Friday, January 10, 2014

Judging a Book By Its Cover

10th January 2014



If you can't judge a book by its cover, then you won't be able to tell how good my story is from looking at the images below. But just for curiosity's sake, here's the final cover, back and front, for "Veil of Time."

My editor and I struggled over the back cover blurb till each of us was ready for a divorce (the only time we even came close!), but I think it came out pretty well. My part of the struggle was to keep the hyperbole on the ground, and hers understandably was to fit the book into a marketable niche.  I wouldn't have advertised the fact that my hero, Fergus, is a prince, though he technically is.  It's just that he is not a prince of the white charger stamp. I let it go. Why fight it - we are all in the same game at this point of trying to get as many books out into the world as possible, Scottish princes notwithstanding.
The photograph of yours trully is not the greatest, but that is my fault for not having a good enough one on hand (despite years of fantasizing about having my face on a published novel!)  I have promised myself that for the next book I will shell out proper money for a professional picture.
In retrospect I regret not having mentioned that I also spent four years at Edinburgh University - I was trying to be concise, and I knew Oxford carried more weight, but Edinburgh is my true alma mater (in more than one way, since I was born in that city) and the place I earned my MA (in philosophy.) So let it go on record: I didn't mean to shove it aside.
I do like the fact that the designer repeated the landscape on the back cover. I like to think that if you made an image of me with the right kind of contraption honing in on a specific type of energy wave, you would find Scotland etched on my skin. It's not far beneath the surface. This scene is not of Dunadd and could be of the farthest reaches of Argyll, but it is a bleaker landscape than is typical of my native soil. Dunadd is heavy with bracken and oak forest (at least it was in its original state, and that's the way they're letting it return.)

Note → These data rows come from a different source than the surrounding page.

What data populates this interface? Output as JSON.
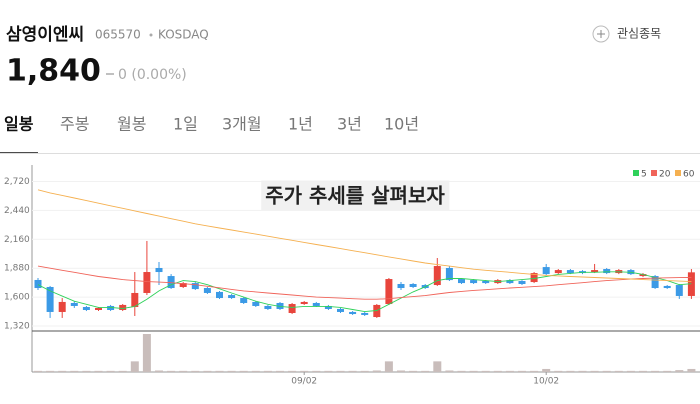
{
  "header": {
    "name": "삼영이엔씨",
    "code": "065570",
    "market": "KOSDAQ",
    "watch": "관심종목"
  },
  "price": {
    "value": "1,840",
    "change": "0 (0.00%)"
  },
  "tabs": [
    "일봉",
    "주봉",
    "월봉",
    "1일",
    "3개월",
    "1년",
    "3년",
    "10년"
  ],
  "active_tab": 0,
  "chart_data": {
    "type": "candlestick",
    "title": "주가 추세를 살펴보자",
    "categories": [
      null,
      null,
      null,
      null,
      null,
      null,
      null,
      null,
      null,
      null,
      null,
      null,
      null,
      null,
      null,
      null,
      null,
      null,
      null,
      null,
      null,
      null,
      "09/02",
      null,
      null,
      null,
      null,
      null,
      null,
      null,
      null,
      null,
      null,
      null,
      null,
      null,
      null,
      null,
      null,
      null,
      null,
      null,
      "10/02",
      null,
      null,
      null,
      null,
      null,
      null,
      null,
      null,
      null,
      null,
      null,
      null
    ],
    "open": [
      1766,
      1698,
      1456,
      1543,
      1504,
      1475,
      1514,
      1475,
      1504,
      1640,
      1882,
      1804,
      1698,
      1736,
      1688,
      1650,
      1620,
      1591,
      1553,
      1514,
      1543,
      1446,
      1533,
      1543,
      1514,
      1485,
      1456,
      1446,
      1407,
      1533,
      1727,
      1727,
      1717,
      1717,
      1882,
      1775,
      1765,
      1756,
      1736,
      1765,
      1756,
      1746,
      1891,
      1833,
      1862,
      1852,
      1843,
      1872,
      1833,
      1862,
      1804,
      1804,
      1708,
      1717,
      1611
    ],
    "high": [
      1785,
      1708,
      1591,
      1562,
      1514,
      1504,
      1524,
      1533,
      1843,
      2144,
      1940,
      1823,
      1746,
      1746,
      1698,
      1659,
      1630,
      1601,
      1562,
      1524,
      1553,
      1543,
      1562,
      1553,
      1524,
      1495,
      1465,
      1456,
      1533,
      1785,
      1746,
      1736,
      1727,
      1979,
      1901,
      1785,
      1775,
      1765,
      1775,
      1775,
      1765,
      1843,
      1921,
      1872,
      1872,
      1862,
      1921,
      1882,
      1872,
      1872,
      1833,
      1814,
      1717,
      1727,
      1872
    ],
    "low": [
      1669,
      1398,
      1398,
      1495,
      1465,
      1465,
      1465,
      1465,
      1417,
      1620,
      1717,
      1679,
      1688,
      1669,
      1630,
      1582,
      1582,
      1533,
      1504,
      1475,
      1475,
      1436,
      1524,
      1504,
      1475,
      1446,
      1427,
      1417,
      1398,
      1524,
      1669,
      1688,
      1679,
      1708,
      1756,
      1727,
      1727,
      1727,
      1727,
      1727,
      1717,
      1736,
      1814,
      1823,
      1823,
      1823,
      1833,
      1823,
      1823,
      1814,
      1794,
      1679,
      1679,
      1582,
      1582
    ],
    "close": [
      1688,
      1456,
      1553,
      1514,
      1475,
      1495,
      1475,
      1524,
      1640,
      1843,
      1843,
      1688,
      1736,
      1678,
      1640,
      1591,
      1591,
      1543,
      1514,
      1485,
      1485,
      1533,
      1553,
      1514,
      1485,
      1456,
      1436,
      1427,
      1524,
      1775,
      1688,
      1698,
      1688,
      1901,
      1765,
      1736,
      1736,
      1736,
      1765,
      1736,
      1727,
      1833,
      1823,
      1862,
      1833,
      1833,
      1862,
      1833,
      1862,
      1823,
      1823,
      1688,
      1688,
      1611,
      1840
    ],
    "volume": [
      3,
      3,
      3,
      3,
      3,
      3,
      3,
      3,
      28,
      100,
      4,
      3,
      3,
      3,
      3,
      3,
      3,
      3,
      3,
      3,
      3,
      3,
      3,
      3,
      3,
      3,
      3,
      3,
      4,
      28,
      4,
      3,
      3,
      28,
      4,
      3,
      3,
      3,
      3,
      3,
      3,
      3,
      8,
      3,
      3,
      3,
      3,
      3,
      3,
      3,
      3,
      3,
      3,
      5,
      8
    ],
    "ylim": [
      1320,
      2880
    ],
    "yticks": [
      {
        "value": 1320,
        "label": "1,320"
      },
      {
        "value": 1600,
        "label": "1,600"
      },
      {
        "value": 1880,
        "label": "1,880"
      },
      {
        "value": 2160,
        "label": "2,160"
      },
      {
        "value": 2440,
        "label": "2,440"
      },
      {
        "value": 2720,
        "label": "2,720"
      }
    ],
    "y2lim": [
      0,
      100
    ],
    "up_color": "#e8453c",
    "down_color": "#3b9ae6",
    "volume_color": "#c9bdbb",
    "grid": true,
    "series": [
      {
        "name": "5",
        "color": "#2fd15a",
        "values": [
          1720,
          1660,
          1610,
          1560,
          1530,
          1500,
          1500,
          1490,
          1510,
          1580,
          1660,
          1720,
          1760,
          1750,
          1720,
          1680,
          1640,
          1600,
          1560,
          1530,
          1510,
          1500,
          1510,
          1510,
          1510,
          1500,
          1480,
          1460,
          1470,
          1530,
          1590,
          1650,
          1700,
          1760,
          1780,
          1780,
          1770,
          1760,
          1750,
          1760,
          1770,
          1780,
          1800,
          1820,
          1830,
          1840,
          1840,
          1845,
          1845,
          1840,
          1820,
          1790,
          1760,
          1720,
          1730
        ]
      },
      {
        "name": "20",
        "color": "#f0645a",
        "values": [
          1900,
          1880,
          1860,
          1840,
          1820,
          1800,
          1785,
          1770,
          1760,
          1750,
          1745,
          1740,
          1730,
          1720,
          1705,
          1690,
          1675,
          1660,
          1650,
          1640,
          1630,
          1620,
          1610,
          1600,
          1595,
          1590,
          1585,
          1580,
          1580,
          1585,
          1595,
          1605,
          1615,
          1630,
          1645,
          1655,
          1665,
          1672,
          1680,
          1688,
          1695,
          1702,
          1710,
          1720,
          1730,
          1740,
          1750,
          1760,
          1768,
          1775,
          1780,
          1784,
          1787,
          1789,
          1790
        ]
      },
      {
        "name": "60",
        "color": "#f5b050",
        "values": [
          2640,
          2610,
          2585,
          2560,
          2535,
          2510,
          2485,
          2460,
          2435,
          2410,
          2385,
          2360,
          2335,
          2310,
          2290,
          2270,
          2250,
          2230,
          2210,
          2190,
          2170,
          2150,
          2130,
          2110,
          2090,
          2070,
          2050,
          2030,
          2010,
          1990,
          1970,
          1950,
          1930,
          1915,
          1900,
          1885,
          1870,
          1860,
          1850,
          1840,
          1830,
          1820,
          1810,
          1805,
          1800,
          1795,
          1790,
          1785,
          1780,
          1775,
          1770,
          1765,
          1760,
          1755,
          1750
        ]
      }
    ]
  }
}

In other developments, I was sent the "Buy Buttons" to put up on my website (once again I was indebted to a techno-savvy teenager!) Now you can buy my book from a number of booksellers, some of which I hadn't even heard of.  Also, I have been invited to speak at Boston's Writer's Conference, The Muse and The Marketplace in May. It's a big bustling event with 100 faculty and 600 students. Now all I have to do is rip my heart out, squeeze it dry in front of my audience, then replace, still beating, back it in my chest. It might not be as traumatic as that, but this is what comes to mind when I think of the "performance." Being a shy Scottish lass, public speaking is close to harikari on my list of dreads. And yet, and yet. My father was a great public speaker, made his living from it, as a matter of fact. So maybe there is some hidden potential there in my make-up cowering in the dank cave of my insecurity, listening to the hours, days and weeks dripping from here to there like running stalactites. Maybe I will rise to the occasion. Who knows? Things are going to have to change from here on out. Maybe this public life is my new era. Maybe there was a lot more involved in this writing life than I counted on when I set out.